WOA, ucuz ve aşırı işlenmiş Batı tarzı gıdaların küresel çapta artan popülaritesinin ötesinde, mevcut eğilimin birçok nedeni olduğunu öne sürüyor.
Ayrıca, endokrin bozucu olarak etki eden ve plastiklerde, gıda ambalajlarında, ev mobilyalarında, boyalarda, kozmetiklerde ve daha birçok şeyde bulunan bisfenol A (BPA) gibi sözde obeziteye neden olan kimyasal kirleticiler de sorumlu.
Obeziteye neden olan maddeler ve kötü beslenme bir araya geldiğinde işler daha da kötüye gidiyor.
Raporda, "Küresel çapta, özellikle de düşük-orta gelirli ülkelerde ultra işlenmiş gıdaların artışı, [gıda ambalajlarındaki] plastik bazlı ürünlerin ve plastik atıkların artmasına neden olabilir.
Buna karşılık, obeziteye neden olan kirleticilere maruz kalma hızla artabilir." ifadeleri yer alıyor.
Bu, raporun cesaret kırıcı çıkarımının sadece bir kısmı. Yazarlar, "Her ulus obeziteden etkileniyor ve bazı düşük gelirli ülkeler son on yılda en yüksek artışları gösteriyor," diye yazıyor.
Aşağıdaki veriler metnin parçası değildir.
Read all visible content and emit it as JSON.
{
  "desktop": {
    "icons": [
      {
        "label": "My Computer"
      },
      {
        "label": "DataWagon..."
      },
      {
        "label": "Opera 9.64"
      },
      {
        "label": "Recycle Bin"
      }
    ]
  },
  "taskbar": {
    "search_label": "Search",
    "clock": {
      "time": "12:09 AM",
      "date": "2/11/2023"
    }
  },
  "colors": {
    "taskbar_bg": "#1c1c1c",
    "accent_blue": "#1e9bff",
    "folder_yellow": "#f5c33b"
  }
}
"Hiçbir ülke, nüfusun tamamında obezite yaygınlığında bir düşüş bildirmedi. Obezitenin önlenmesi ve tedavisi finansal yatırım gerektirse de, obeziteyi önleme ve tedavi etmemenin maliyeti çok daha yüksek olacaktır."
İşte sizi obeziteden koruyacak bazı maddeler...
Günde 3 ana öğün + 0-1 ara öğün kuralını ömür boyu uygulayın
(Atıştırmalık yok, gece yemeği yok, 3 öğün yeter.)
Her tabağın yarısını sebzeyle doldurun
(Et, makarna, pilav ne olursa olsun önce bol salata/sebze.)
Şekerli içeceği tamamen kesin
(Kola, meyve suyu, ice tea, enerji içeceği, soda bile yasak – sadece su, sade maden suyu, şekersiz çay/kahve.)
Unlu gıdayı günlük 1-2 dilim ekmek veya yerine geçecek kadarla sınırlayın
(Beyaz ekmek, simit, poğaça, börek, makarna, pirinç pilavı toplamı haftada 7-10 dilimi geçmesin.)
Haftada en az 150 dakika hızlı tempolu yürüyüş veya spor yapın
(Günde 30-40 dakika tempolu yürüyüş bile yeterli olur.)
Her gün tartılın ve kiloyu 2-3 kg artınca hemen alarm verin
(Kilo 3 kg artarsa 1 hafta çok sıkı rejimle geri alın – böylece obeziteye kaymazsınız.)